3) “Enseñándoles a guardar todo lo que os he mandado”. Para que esa vida que Dios nos da en el bautismo y en los demás sacramentos permanezca y crezca en nosotros, es imprescindible “guardar” todo lo que Él nos ha mandado, es decir, vivir como Él nos ha dicho que tenemos que vivir. Pues la vida divina no es compatible con determinadas conductas, las que san Pablo llama “obras de la carne”: “fornicación, impureza, libertinaje, idolatría, hechicería, odios, discordia, celos, iras, rencillas, divisiones, disensiones, envidias, embriagueces, orgías y cosas semejantes, sobre las cuales os prevengo, como ya os previne, que quienes hacen tales cosas no heredarán el Reino de Dios” (Ga 5, 19-21). Es un error creer que puedo conservar el don que Dios me ha dado en el bautismo viviendo de cualquier manera. De cualquier manera no, sino de la manera que Dios quiere.
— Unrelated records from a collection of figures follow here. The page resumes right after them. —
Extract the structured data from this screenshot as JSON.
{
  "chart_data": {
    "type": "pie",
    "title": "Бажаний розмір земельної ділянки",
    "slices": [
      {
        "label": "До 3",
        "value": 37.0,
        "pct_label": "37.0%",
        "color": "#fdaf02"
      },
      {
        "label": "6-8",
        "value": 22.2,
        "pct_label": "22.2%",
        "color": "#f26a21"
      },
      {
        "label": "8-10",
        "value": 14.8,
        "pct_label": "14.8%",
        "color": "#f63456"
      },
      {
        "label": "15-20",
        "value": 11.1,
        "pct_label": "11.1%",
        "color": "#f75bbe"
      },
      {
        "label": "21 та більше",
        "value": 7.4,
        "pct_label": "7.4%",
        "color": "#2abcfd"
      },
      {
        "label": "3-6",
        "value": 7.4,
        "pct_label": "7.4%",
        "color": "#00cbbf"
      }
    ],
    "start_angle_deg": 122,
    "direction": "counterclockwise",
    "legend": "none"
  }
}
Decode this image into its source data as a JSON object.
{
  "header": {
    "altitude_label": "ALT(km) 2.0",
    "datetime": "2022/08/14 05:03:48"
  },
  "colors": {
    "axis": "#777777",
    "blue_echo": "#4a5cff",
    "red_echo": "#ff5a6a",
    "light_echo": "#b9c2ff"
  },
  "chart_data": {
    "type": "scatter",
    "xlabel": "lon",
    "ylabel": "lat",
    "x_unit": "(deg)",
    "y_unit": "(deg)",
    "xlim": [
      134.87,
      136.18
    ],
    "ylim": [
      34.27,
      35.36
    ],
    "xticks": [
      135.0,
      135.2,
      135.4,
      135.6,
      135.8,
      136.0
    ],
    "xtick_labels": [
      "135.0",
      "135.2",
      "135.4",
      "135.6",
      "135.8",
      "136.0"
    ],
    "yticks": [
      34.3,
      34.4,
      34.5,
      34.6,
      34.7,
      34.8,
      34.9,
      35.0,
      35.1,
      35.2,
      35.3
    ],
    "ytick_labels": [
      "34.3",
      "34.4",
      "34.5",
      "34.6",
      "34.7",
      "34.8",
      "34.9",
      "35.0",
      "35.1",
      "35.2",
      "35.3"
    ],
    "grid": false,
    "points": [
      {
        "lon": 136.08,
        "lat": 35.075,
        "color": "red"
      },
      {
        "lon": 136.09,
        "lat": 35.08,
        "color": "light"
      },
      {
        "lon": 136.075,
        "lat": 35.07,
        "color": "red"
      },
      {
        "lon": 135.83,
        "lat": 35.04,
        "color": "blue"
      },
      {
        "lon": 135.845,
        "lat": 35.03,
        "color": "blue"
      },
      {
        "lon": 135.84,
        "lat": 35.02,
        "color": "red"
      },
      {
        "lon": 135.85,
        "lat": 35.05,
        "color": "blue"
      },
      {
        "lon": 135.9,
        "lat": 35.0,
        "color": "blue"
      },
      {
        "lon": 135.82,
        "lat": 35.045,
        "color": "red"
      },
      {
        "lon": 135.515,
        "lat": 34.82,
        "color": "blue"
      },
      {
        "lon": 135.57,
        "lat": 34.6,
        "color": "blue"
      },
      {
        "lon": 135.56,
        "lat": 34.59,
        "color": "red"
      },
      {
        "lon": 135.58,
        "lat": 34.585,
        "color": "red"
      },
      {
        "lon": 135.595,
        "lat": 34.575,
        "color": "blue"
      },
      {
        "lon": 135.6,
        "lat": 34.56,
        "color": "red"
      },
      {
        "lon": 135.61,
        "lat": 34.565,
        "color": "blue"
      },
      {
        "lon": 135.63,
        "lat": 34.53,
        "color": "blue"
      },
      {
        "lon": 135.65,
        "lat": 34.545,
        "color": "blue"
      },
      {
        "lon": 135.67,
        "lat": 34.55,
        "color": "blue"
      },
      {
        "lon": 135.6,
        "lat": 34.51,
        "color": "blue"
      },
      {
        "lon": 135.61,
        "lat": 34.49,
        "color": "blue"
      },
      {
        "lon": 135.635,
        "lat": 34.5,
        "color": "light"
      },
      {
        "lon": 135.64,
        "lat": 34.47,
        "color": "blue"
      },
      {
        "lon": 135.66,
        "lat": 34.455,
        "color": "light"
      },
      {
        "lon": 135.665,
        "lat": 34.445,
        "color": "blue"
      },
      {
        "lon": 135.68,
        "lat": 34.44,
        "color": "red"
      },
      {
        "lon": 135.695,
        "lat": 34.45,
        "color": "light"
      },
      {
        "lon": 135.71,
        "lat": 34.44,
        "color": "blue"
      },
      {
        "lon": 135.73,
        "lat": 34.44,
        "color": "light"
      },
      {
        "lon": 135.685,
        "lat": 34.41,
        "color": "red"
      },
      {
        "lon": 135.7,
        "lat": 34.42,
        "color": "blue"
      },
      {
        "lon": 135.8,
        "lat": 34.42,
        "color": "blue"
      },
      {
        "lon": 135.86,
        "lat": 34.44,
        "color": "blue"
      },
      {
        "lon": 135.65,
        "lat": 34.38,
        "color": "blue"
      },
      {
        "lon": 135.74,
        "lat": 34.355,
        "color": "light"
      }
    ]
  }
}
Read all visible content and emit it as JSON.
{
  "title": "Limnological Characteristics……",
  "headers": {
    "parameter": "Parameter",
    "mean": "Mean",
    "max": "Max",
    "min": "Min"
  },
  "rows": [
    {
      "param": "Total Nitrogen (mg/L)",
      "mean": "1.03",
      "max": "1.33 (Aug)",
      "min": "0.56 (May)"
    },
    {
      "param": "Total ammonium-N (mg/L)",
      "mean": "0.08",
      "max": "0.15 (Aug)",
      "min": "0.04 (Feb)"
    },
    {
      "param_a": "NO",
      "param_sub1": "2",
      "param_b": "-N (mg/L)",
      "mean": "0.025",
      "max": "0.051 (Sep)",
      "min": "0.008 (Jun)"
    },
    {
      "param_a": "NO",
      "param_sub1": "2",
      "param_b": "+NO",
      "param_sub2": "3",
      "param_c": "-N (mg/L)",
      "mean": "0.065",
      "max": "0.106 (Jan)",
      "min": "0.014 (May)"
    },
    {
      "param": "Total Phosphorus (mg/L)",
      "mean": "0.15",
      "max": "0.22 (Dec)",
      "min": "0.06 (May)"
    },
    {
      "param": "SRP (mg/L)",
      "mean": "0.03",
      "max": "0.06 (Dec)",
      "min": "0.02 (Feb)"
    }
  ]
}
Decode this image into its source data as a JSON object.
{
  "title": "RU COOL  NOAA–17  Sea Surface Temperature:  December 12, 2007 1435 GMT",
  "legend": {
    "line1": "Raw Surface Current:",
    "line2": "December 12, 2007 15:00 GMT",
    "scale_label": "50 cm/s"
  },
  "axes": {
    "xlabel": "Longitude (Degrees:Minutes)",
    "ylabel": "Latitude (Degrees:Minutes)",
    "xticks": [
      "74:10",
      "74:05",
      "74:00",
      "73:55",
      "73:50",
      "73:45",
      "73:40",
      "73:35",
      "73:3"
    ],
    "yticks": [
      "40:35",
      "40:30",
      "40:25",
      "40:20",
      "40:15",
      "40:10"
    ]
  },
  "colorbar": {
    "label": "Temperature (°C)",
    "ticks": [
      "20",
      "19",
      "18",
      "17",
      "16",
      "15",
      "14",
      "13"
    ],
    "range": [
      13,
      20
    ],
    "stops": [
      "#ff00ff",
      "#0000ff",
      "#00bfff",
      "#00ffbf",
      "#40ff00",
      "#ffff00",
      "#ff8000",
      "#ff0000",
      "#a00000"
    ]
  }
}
La segunda afirmación que hace el Señor sobre sí mismo es “y sabed que yo estoy con vosotros todos los días, hasta el fin del mundo”. Éste es el don más preciado que tenemos: la compañía, la presencia de Cristo en nuestra vida. No se nos ha prometido que nos irá bien, que no tendremos enfermedades ni desgracias físicas o morales; se nos ha prometido que, pase lo que pase y ocurra lo que ocurra, Él estará con nosotros, que podremos vivirlo todo, lo positivo y lo negativo, con Él, en su presencia, en su compañía. Ese es nuestro privilegio, nuestra suerte, la bendición que hemos recibido. Y con esta bendición nos basta. Sólo con esto ya podemos ser felices, ya podemos vivir esta vida con esperanza y con alegría. Que así sea.